Binnen een paar jaar zijn in het Nederlands twee boeken gepubliceerd over de Tweede Wereldoorlog die al jaren oud zijn, maar toch weer opnieuw opzien baarden. Ik doel op de nieuwe vertaling van Kaputt van Curzio Malaparte, dat voor het eerst kort na de oorlog verschenen. Het andere is de epische vertelling Leven & Lot van de Russisch-joodse schrijver Vasili Grossman.
De twee schrijvers hadden dezelfde professie. Ze waren beide tijdens de oorlog verslaggever aan het Oostfront. En ze delen een subliem schrijverschap met een zeer goed ontwikkeld oog voor de grote en kleine drama’s van de oorlog.
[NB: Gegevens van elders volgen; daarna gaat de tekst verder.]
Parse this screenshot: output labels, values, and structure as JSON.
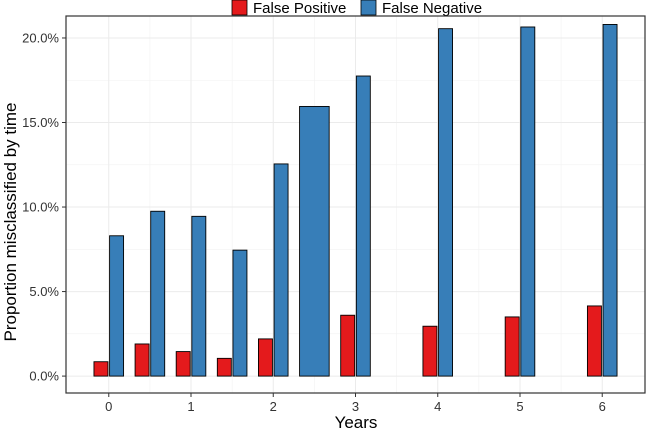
{
  "chart_data": {
    "type": "bar",
    "xlabel": "Years",
    "ylabel": "Proportion misclassified by time",
    "ylim": [
      -0.01,
      0.213
    ],
    "y_ticks": [
      0,
      0.05,
      0.1,
      0.15,
      0.2
    ],
    "y_tick_labels": [
      "0.0%",
      "5.0%",
      "10.0%",
      "15.0%",
      "20.0%"
    ],
    "xlim": [
      -0.52,
      6.52
    ],
    "x_ticks": [
      0,
      1,
      2,
      3,
      4,
      5,
      6
    ],
    "x_tick_labels": [
      "0",
      "1",
      "2",
      "3",
      "4",
      "5",
      "6"
    ],
    "grid": true,
    "legend_position": "top",
    "series": [
      {
        "name": "False Positive",
        "color": "#E41A1C",
        "points": [
          {
            "x": 0,
            "y": 0.0085
          },
          {
            "x": 0.5,
            "y": 0.019
          },
          {
            "x": 1,
            "y": 0.0145
          },
          {
            "x": 1.5,
            "y": 0.0105
          },
          {
            "x": 2,
            "y": 0.022
          },
          {
            "x": 3,
            "y": 0.036
          },
          {
            "x": 4,
            "y": 0.0295
          },
          {
            "x": 5,
            "y": 0.035
          },
          {
            "x": 6,
            "y": 0.0415
          }
        ]
      },
      {
        "name": "False Negative",
        "color": "#377EB8",
        "points": [
          {
            "x": 0,
            "y": 0.083
          },
          {
            "x": 0.5,
            "y": 0.0975
          },
          {
            "x": 1,
            "y": 0.0945
          },
          {
            "x": 1.5,
            "y": 0.0745
          },
          {
            "x": 2,
            "y": 0.1255
          },
          {
            "x": 2.5,
            "y": 0.1595
          },
          {
            "x": 3,
            "y": 0.1775
          },
          {
            "x": 4,
            "y": 0.2055
          },
          {
            "x": 5,
            "y": 0.2065
          },
          {
            "x": 6,
            "y": 0.208
          }
        ]
      }
    ]
  }
}
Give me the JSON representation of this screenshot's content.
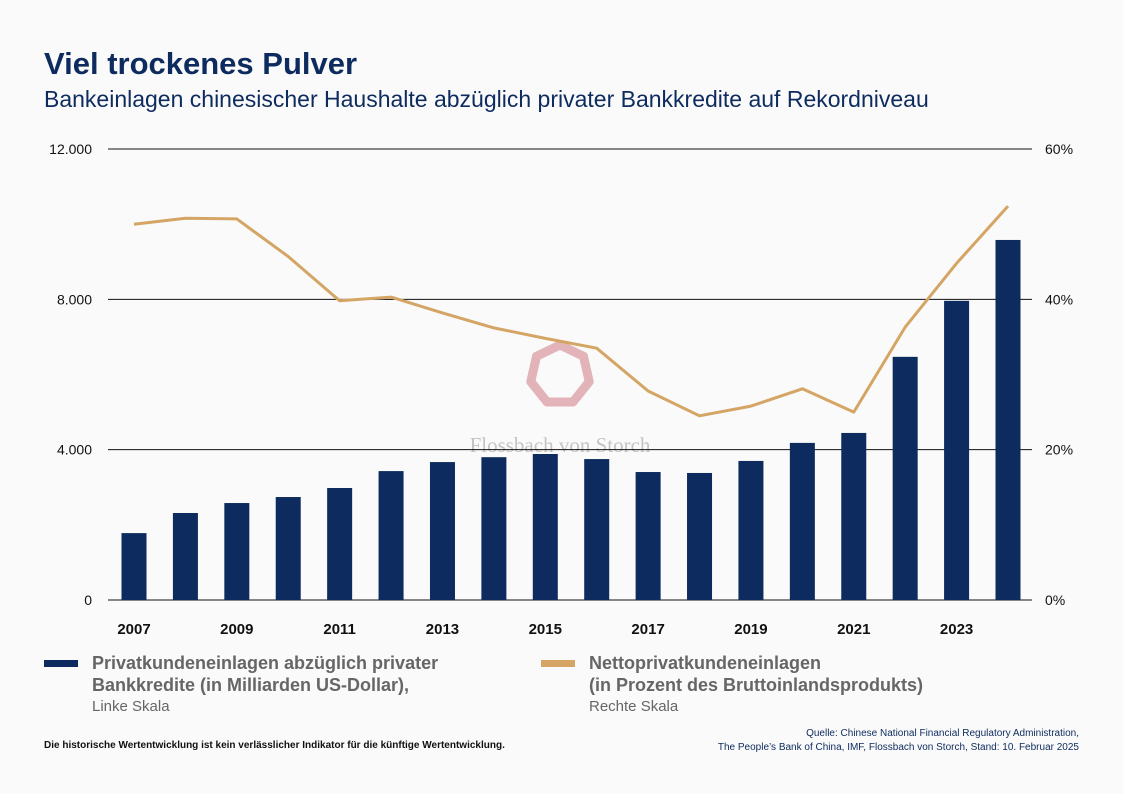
{
  "header": {
    "title": "Viel trockenes Pulver",
    "subtitle": "Bankeinlagen chinesischer Haushalte abzüglich privater Bankkredite auf Rekordniveau"
  },
  "chart_data": {
    "type": "bar+line",
    "categories": [
      "2007",
      "2008",
      "2009",
      "2010",
      "2011",
      "2012",
      "2013",
      "2014",
      "2015",
      "2016",
      "2017",
      "2018",
      "2019",
      "2020",
      "2021",
      "2022",
      "2023",
      "2024"
    ],
    "x_tick_labels": [
      "2007",
      "2009",
      "2011",
      "2013",
      "2015",
      "2017",
      "2019",
      "2021",
      "2023"
    ],
    "series": [
      {
        "name": "Privatkundeneinlagen abzüglich privater Bankkredite (in Milliarden US-Dollar),",
        "type": "bar",
        "axis": "left",
        "color": "#0d2b5e",
        "values": [
          1780,
          2315,
          2580,
          2740,
          2980,
          3430,
          3670,
          3800,
          3885,
          3750,
          3405,
          3380,
          3700,
          4180,
          4445,
          6470,
          7960,
          9580
        ]
      },
      {
        "name": "Nettoprivatkundeneinlagen (in Prozent des Bruttoinlandsprodukts)",
        "type": "line",
        "axis": "right",
        "color": "#d4a564",
        "values": [
          50.0,
          50.8,
          50.7,
          45.7,
          39.8,
          40.3,
          38.2,
          36.2,
          34.8,
          33.5,
          27.8,
          24.5,
          25.8,
          28.1,
          25.0,
          36.3,
          44.8,
          52.4
        ]
      }
    ],
    "left_axis": {
      "ylim": [
        0,
        12000
      ],
      "ticks": [
        "0",
        "4.000",
        "8.000",
        "12.000"
      ],
      "label": "Linke Skala"
    },
    "right_axis": {
      "ylim": [
        0,
        60
      ],
      "ticks": [
        "0%",
        "20%",
        "40%",
        "60%"
      ],
      "label": "Rechte Skala"
    },
    "grid": true,
    "legend_placement": "bottom"
  },
  "legend": {
    "bar_line1": "Privatkundeneinlagen abzüglich privater",
    "bar_line2": "Bankkredite (in Milliarden US-Dollar),",
    "bar_sub": "Linke Skala",
    "line_line1": "Nettoprivatkundeneinlagen",
    "line_line2": "(in Prozent des Bruttoinlandsprodukts)",
    "line_sub": "Rechte Skala"
  },
  "watermark": "Flossbach von Storch",
  "footer": {
    "disclaimer": "Die historische Wertentwicklung ist kein verlässlicher Indikator für die künftige Wertentwicklung.",
    "source_line1": "Quelle: Chinese National Financial Regulatory Administration,",
    "source_line2": "The People’s Bank of China, IMF, Flossbach von Storch, Stand: 10. Februar 2025"
  }
}
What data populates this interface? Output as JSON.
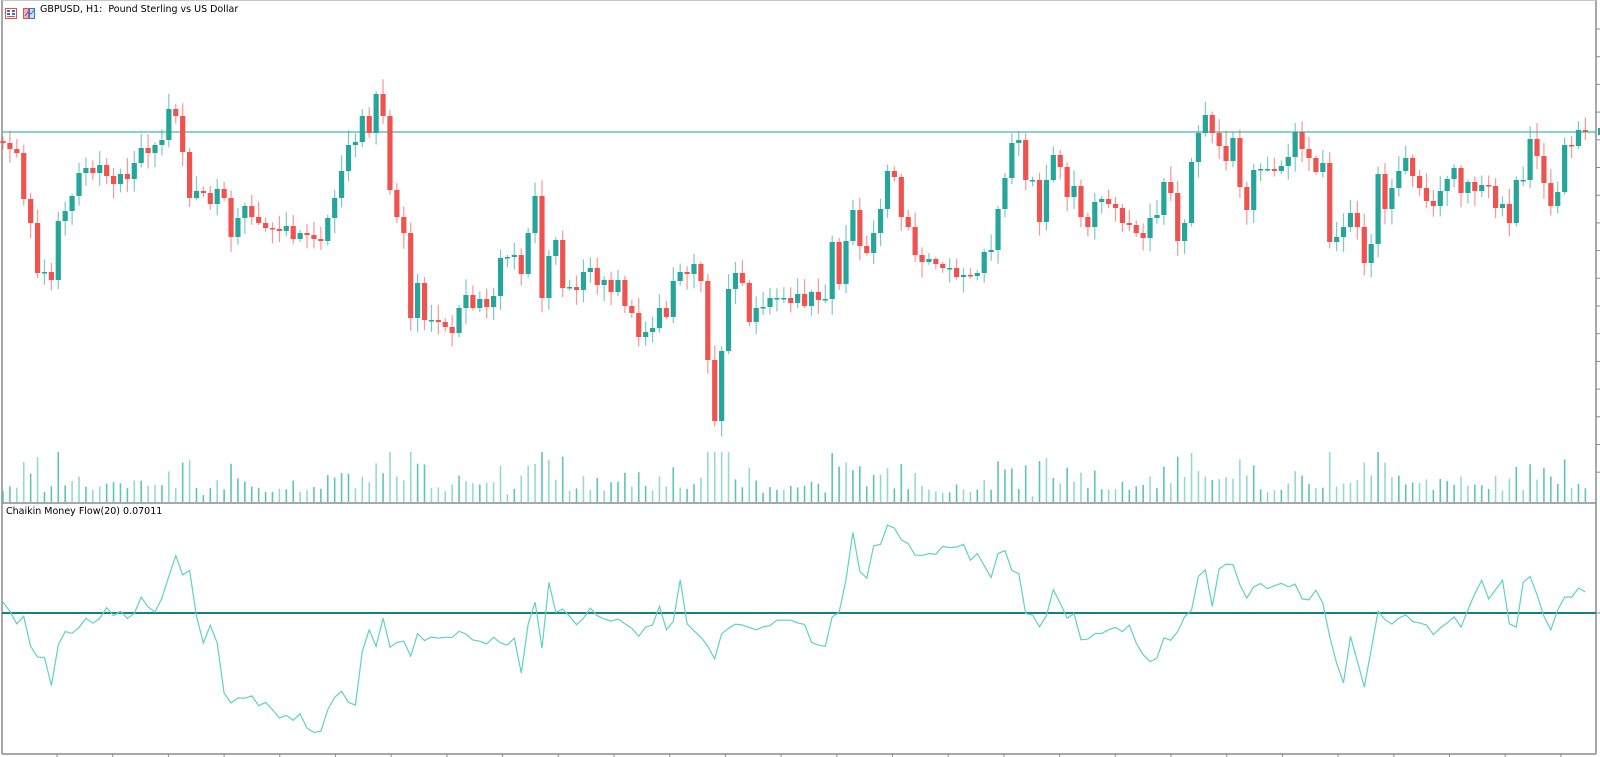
{
  "window": {
    "title": "GBPUSD, H1:  Pound Sterling vs US Dollar",
    "icons": [
      "chart-window-icon",
      "chart-properties-icon"
    ]
  },
  "colors": {
    "bull": "#26a69a",
    "bear": "#ef5350",
    "level_line": "#3dbcae",
    "volume": "#5ec4b8",
    "cmf_line": "#5fd1c7",
    "zero_line": "#17827d",
    "frame": "#8c8c8c"
  },
  "chart_data": [
    {
      "type": "candlestick",
      "symbol": "GBPUSD",
      "timeframe": "H1",
      "title": "GBPUSD, H1:  Pound Sterling vs US Dollar",
      "volume_histogram": true,
      "horizontal_line": 368,
      "close": [
        357,
        351,
        347,
        301,
        277,
        227,
        228,
        220,
        279,
        289,
        304,
        327,
        332,
        327,
        335,
        324,
        316,
        326,
        321,
        337,
        352,
        347,
        355,
        360,
        391,
        384,
        348,
        302,
        309,
        307,
        296,
        311,
        302,
        263,
        282,
        294,
        283,
        277,
        272,
        271,
        269,
        274,
        261,
        267,
        265,
        261,
        259,
        282,
        302,
        329,
        355,
        358,
        384,
        367,
        406,
        384,
        310,
        283,
        267,
        182,
        217,
        180,
        180,
        178,
        173,
        167,
        192,
        205,
        192,
        201,
        193,
        204,
        242,
        243,
        245,
        226,
        267,
        304,
        202,
        244,
        260,
        212,
        213,
        210,
        228,
        232,
        215,
        220,
        208,
        220,
        194,
        187,
        163,
        168,
        172,
        192,
        183,
        219,
        228,
        226,
        236,
        219,
        140,
        79,
        149,
        211,
        227,
        217,
        178,
        192,
        193,
        202,
        202,
        202,
        197,
        206,
        194,
        208,
        200,
        201,
        258,
        216,
        259,
        290,
        254,
        247,
        267,
        291,
        329,
        323,
        283,
        273,
        245,
        238,
        241,
        236,
        232,
        232,
        223,
        225,
        224,
        227,
        248,
        250,
        291,
        322,
        357,
        360,
        320,
        320,
        278,
        320,
        345,
        333,
        303,
        314,
        283,
        273,
        298,
        301,
        296,
        292,
        277,
        275,
        267,
        262,
        282,
        285,
        318,
        307,
        259,
        277,
        338,
        367,
        385,
        367,
        354,
        339,
        362,
        313,
        290,
        330,
        331,
        331,
        329,
        334,
        343,
        368,
        351,
        342,
        328,
        337,
        258,
        263,
        273,
        287,
        273,
        237,
        256,
        326,
        291,
        312,
        329,
        342,
        324,
        312,
        299,
        294,
        309,
        321,
        332,
        307,
        318,
        309,
        315,
        314,
        292,
        296,
        277,
        320,
        320,
        361,
        344,
        317,
        294,
        308,
        355,
        354,
        370,
        369
      ]
    },
    {
      "type": "line",
      "title": "Chaikin Money Flow(20) 0.07011",
      "name": "Chaikin Money Flow(20)",
      "period": 20,
      "last_value": 0.07011,
      "zero_line": 0,
      "values": [
        0.036,
        0.006,
        -0.036,
        -0.011,
        -0.111,
        -0.147,
        -0.148,
        -0.242,
        -0.106,
        -0.062,
        -0.068,
        -0.048,
        -0.018,
        -0.034,
        -0.018,
        0.018,
        -0.009,
        0.006,
        -0.018,
        -0.001,
        0.053,
        0.02,
        0.003,
        0.05,
        0.122,
        0.191,
        0.127,
        0.142,
        -0.011,
        -0.1,
        -0.041,
        -0.1,
        -0.267,
        -0.3,
        -0.283,
        -0.284,
        -0.276,
        -0.309,
        -0.298,
        -0.322,
        -0.35,
        -0.341,
        -0.358,
        -0.336,
        -0.384,
        -0.398,
        -0.394,
        -0.322,
        -0.281,
        -0.261,
        -0.298,
        -0.307,
        -0.128,
        -0.056,
        -0.111,
        -0.017,
        -0.114,
        -0.098,
        -0.094,
        -0.144,
        -0.069,
        -0.092,
        -0.08,
        -0.084,
        -0.081,
        -0.081,
        -0.061,
        -0.07,
        -0.09,
        -0.094,
        -0.103,
        -0.081,
        -0.1,
        -0.107,
        -0.084,
        -0.2,
        -0.036,
        0.036,
        -0.117,
        0.102,
        0.002,
        0.013,
        -0.011,
        -0.039,
        -0.018,
        0.016,
        -0.009,
        -0.02,
        -0.027,
        -0.02,
        -0.036,
        -0.051,
        -0.078,
        -0.047,
        -0.04,
        0.022,
        -0.056,
        -0.028,
        0.111,
        -0.036,
        -0.06,
        -0.08,
        -0.111,
        -0.153,
        -0.069,
        -0.051,
        -0.037,
        -0.04,
        -0.048,
        -0.056,
        -0.046,
        -0.042,
        -0.024,
        -0.024,
        -0.024,
        -0.033,
        -0.038,
        -0.098,
        -0.107,
        -0.111,
        -0.013,
        0.002,
        0.111,
        0.269,
        0.139,
        0.116,
        0.224,
        0.229,
        0.293,
        0.283,
        0.244,
        0.231,
        0.193,
        0.192,
        0.198,
        0.196,
        0.222,
        0.218,
        0.22,
        0.229,
        0.176,
        0.198,
        0.158,
        0.118,
        0.198,
        0.208,
        0.142,
        0.131,
        -0.002,
        -0.007,
        -0.046,
        -0.009,
        0.078,
        0.033,
        -0.017,
        -0.002,
        -0.089,
        -0.087,
        -0.069,
        -0.068,
        -0.056,
        -0.048,
        -0.062,
        -0.04,
        -0.1,
        -0.139,
        -0.162,
        -0.15,
        -0.083,
        -0.091,
        -0.062,
        -0.013,
        0.009,
        0.122,
        0.144,
        0.022,
        0.147,
        0.163,
        0.161,
        0.094,
        0.05,
        0.087,
        0.098,
        0.081,
        0.091,
        0.099,
        0.087,
        0.096,
        0.047,
        0.044,
        0.076,
        0.033,
        -0.078,
        -0.167,
        -0.233,
        -0.078,
        -0.161,
        -0.247,
        -0.122,
        0.006,
        -0.022,
        -0.037,
        -0.017,
        -0.006,
        -0.028,
        -0.033,
        -0.04,
        -0.072,
        -0.05,
        -0.033,
        -0.013,
        -0.047,
        0.011,
        0.064,
        0.109,
        0.047,
        0.078,
        0.109,
        -0.036,
        -0.047,
        0.102,
        0.122,
        0.061,
        -0.011,
        -0.056,
        0.011,
        0.053,
        0.053,
        0.083,
        0.07011
      ]
    }
  ]
}
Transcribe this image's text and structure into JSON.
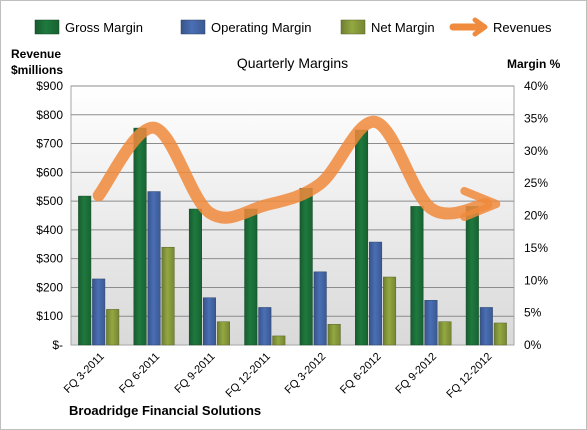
{
  "chart_data": {
    "type": "bar",
    "title": "Quarterly Margins",
    "company": "Broadridge Financial Solutions",
    "left_axis_label": [
      "Revenue",
      "$millions"
    ],
    "right_axis_label": "Margin %",
    "categories": [
      "FQ 3-2011",
      "FQ 6-2011",
      "FQ 9-2011",
      "FQ 12-2011",
      "FQ 3-2012",
      "FQ 6-2012",
      "FQ 9-2012",
      "FQ 12-2012"
    ],
    "left_ticks": [
      "$-",
      "$100",
      "$200",
      "$300",
      "$400",
      "$500",
      "$600",
      "$700",
      "$800",
      "$900"
    ],
    "right_ticks": [
      "0%",
      "5%",
      "10%",
      "15%",
      "20%",
      "25%",
      "30%",
      "35%",
      "40%"
    ],
    "left_range": [
      0,
      900
    ],
    "right_range": [
      0,
      40
    ],
    "series": [
      {
        "name": "Gross Margin",
        "color": "#1e7a3e",
        "axis": "right",
        "values": [
          23,
          33.5,
          21,
          21,
          24.2,
          33.2,
          21.4,
          21.4
        ]
      },
      {
        "name": "Operating Margin",
        "color": "#4a6fb5",
        "axis": "right",
        "values": [
          10.2,
          23.7,
          7.3,
          5.8,
          11.3,
          15.9,
          6.9,
          5.8
        ]
      },
      {
        "name": "Net Margin",
        "color": "#93a841",
        "axis": "right",
        "values": [
          5.5,
          15.1,
          3.6,
          1.4,
          3.2,
          10.5,
          3.6,
          3.4
        ]
      },
      {
        "name": "Revenues",
        "color": "#f08a3c",
        "axis": "left",
        "type": "line",
        "values": [
          520,
          755,
          460,
          485,
          560,
          775,
          475,
          490
        ]
      }
    ],
    "grid": true,
    "legend_position": "top"
  }
}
Maar er zijn ook grote verschillen. Ondanks – of misschien wel dankzij – de gruwelen wekt Malaparte de indruk dat hij op een bepaalde manier van de oorlog geniet. Die brengt de ware aard van de mens naar boven en dat spektakel wil hij aanschouwen en tonen. Het verhaal van Grossman is dramatischer, sentimenteler, empatischer.
Het boek van Grossman is in zekere zin een familieroman. De belevenissen van de familie Sjaposjnikova en hun verwanten, vrienden en collega’s staan centraal. Maar van daaruit waaiert het verhaal breed uit. Achterin het boek staan de namen van de hoofdpersonen op tien pagina’s.
Grossman voert ons mee naar een omsingeld huis in Stalingrad waar een kleine groep militairen helemaal op zichzelf is aangewezen. Achter het front bevindt zich wetenschapper Victor Strum, die speelbal is van de politieke verhoudingen, en zijn vrouw Ljoedmila die treurt om het verlies van haar zoon Tolja. Haar eerste man bevindt zich in een Russisch gevangenenkamp. Maar Grossman beschrijft ook een Duits concentratiekamp, de ghetto’s en de gaskamers. Hitler en Stalin komen er zelf in voor. Steeds weer duikt de vergelijking en de gelijkenis op tussen de twee totalitaire stelsels, het Derde Rijk en de Sovjet-Unie. Nu is zo’n benadering niet meer opzienbarend, maar dat was in de jaren zestig wel anders.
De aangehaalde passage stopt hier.